Dann spricht er von den 400 Individuen in den USA – „lauter kleine Mubaraks“ – die so viel Reichtum angehäuft hätten, wie 155 Millionen andere US-AmerikanerInnen zusammen. „Shame – Schande“, skandiert sein Publikum. Fäuste recken sich in die Luft.

Drei Wochen nach Beginn der überraschendsten Bewegung der jüngeren Geschichte der USA, ist der Filmemacher am Samstag nach Madison gekommen. Er ist in Feierstimmung. Gut gelaunt. Und euphorisch, wie die DemonstrantInnen zu seinen Füssen. „Danke Wisconsin“, ruft er ihnen zu: „ich bin so stolz auf Euch“.

Für Moore ist Wisconsin die Revanche für 2008. Die Banken und Versicherungen, die am Ursprung der Finanzkrise standen, drohten damals mit der „ökonomischen Massenvernichtung“. Und bekamen Milliarden Dollar Entschädigungen aus Steuergeldern. „Ein ganzes Volk fiel auf sie herein“, sagt der Filmemacher: „wir verloren unsere Arbeitsplätze und wir verloren unsere Häuser.
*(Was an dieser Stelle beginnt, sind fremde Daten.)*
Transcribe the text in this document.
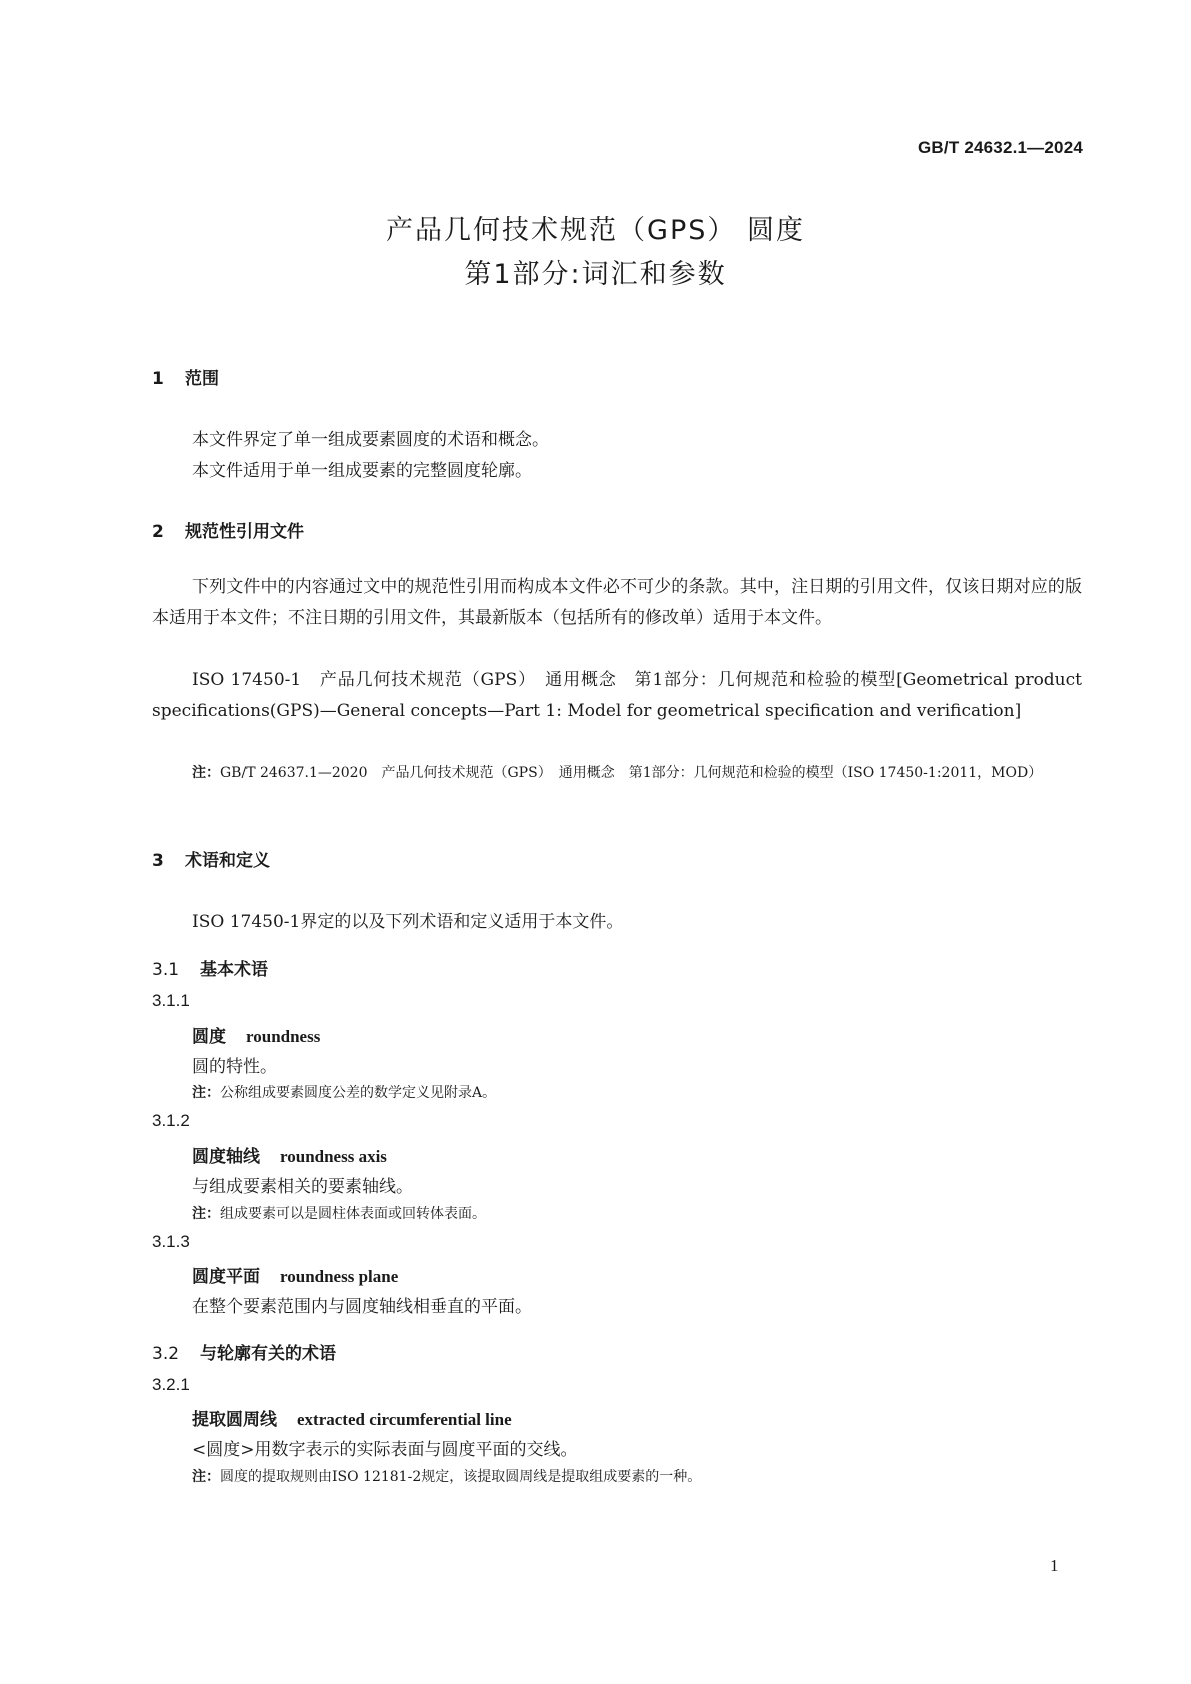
GB/T 24632.1—2024
产品几何技术规范（GPS） 圆度
第1部分:词汇和参数
1 范围
本文件界定了单一组成要素圆度的术语和概念。
本文件适用于单一组成要素的完整圆度轮廓。
2 规范性引用文件
下列文件中的内容通过文中的规范性引用而构成本文件必不可少的条款。其中，注日期的引用文件，仅该日期对应的版本适用于本文件；不注日期的引用文件，其最新版本（包括所有的修改单）适用于本文件。
ISO 17450-1　产品几何技术规范（GPS）　通用概念　第1部分：几何规范和检验的模型[Geometrical product specifications(GPS)—General concepts—Part 1: Model for geometrical specification and verification]
注：GB/T 24637.1—2020　产品几何技术规范（GPS）　通用概念　第1部分：几何规范和检验的模型（ISO 17450-1:2011，MOD）
3 术语和定义
ISO 17450-1界定的以及下列术语和定义适用于本文件。
3.1 基本术语
3.1.1
圆度 roundness
圆的特性。
注：公称组成要素圆度公差的数学定义见附录A。
3.1.2
圆度轴线 roundness axis
与组成要素相关的要素轴线。
注：组成要素可以是圆柱体表面或回转体表面。
3.1.3
圆度平面 roundness plane
在整个要素范围内与圆度轴线相垂直的平面。
3.2 与轮廓有关的术语
3.2.1
提取圆周线 extracted circumferential line
<圆度>用数字表示的实际表面与圆度平面的交线。
注：圆度的提取规则由ISO 12181-2规定，该提取圆周线是提取组成要素的一种。
1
Aber es gab keine Revolte. Bis jetzt. Bis zu Euch.“ Die Menge dankt ihm mit dem Ruf: „We have had it – Wir haben die Nase voll“.

Am Valentinstag, dem 14. Februar, als alles in Madison anfing,  hätte kaum einE DemonstrantIn geglaubt, dass die Bewegung so erfolgreich werden könnte. Der republikanische Gouverneur Scott Walker schien stark. Er war im November dank der  Unterstützung der Tea Party-Bewegung mit einer klaren Mehrheit gewählt worden. Und er hatte sein Amt erst im Januar angetreten.

Drei Wochen später sind die DemonstrantInnen die moralischen SiegerInnen. Ohwohl die nationalen Medien – insbesondere das Fernsehen – sie weitgehend ignoriert und ihre ReporterInnen zu den Aufständen in der arabischen  Welt geschickt haben. Und obwohl die SpitzenpolitikerInnen einen grossen Bogen um Wisconsin machen.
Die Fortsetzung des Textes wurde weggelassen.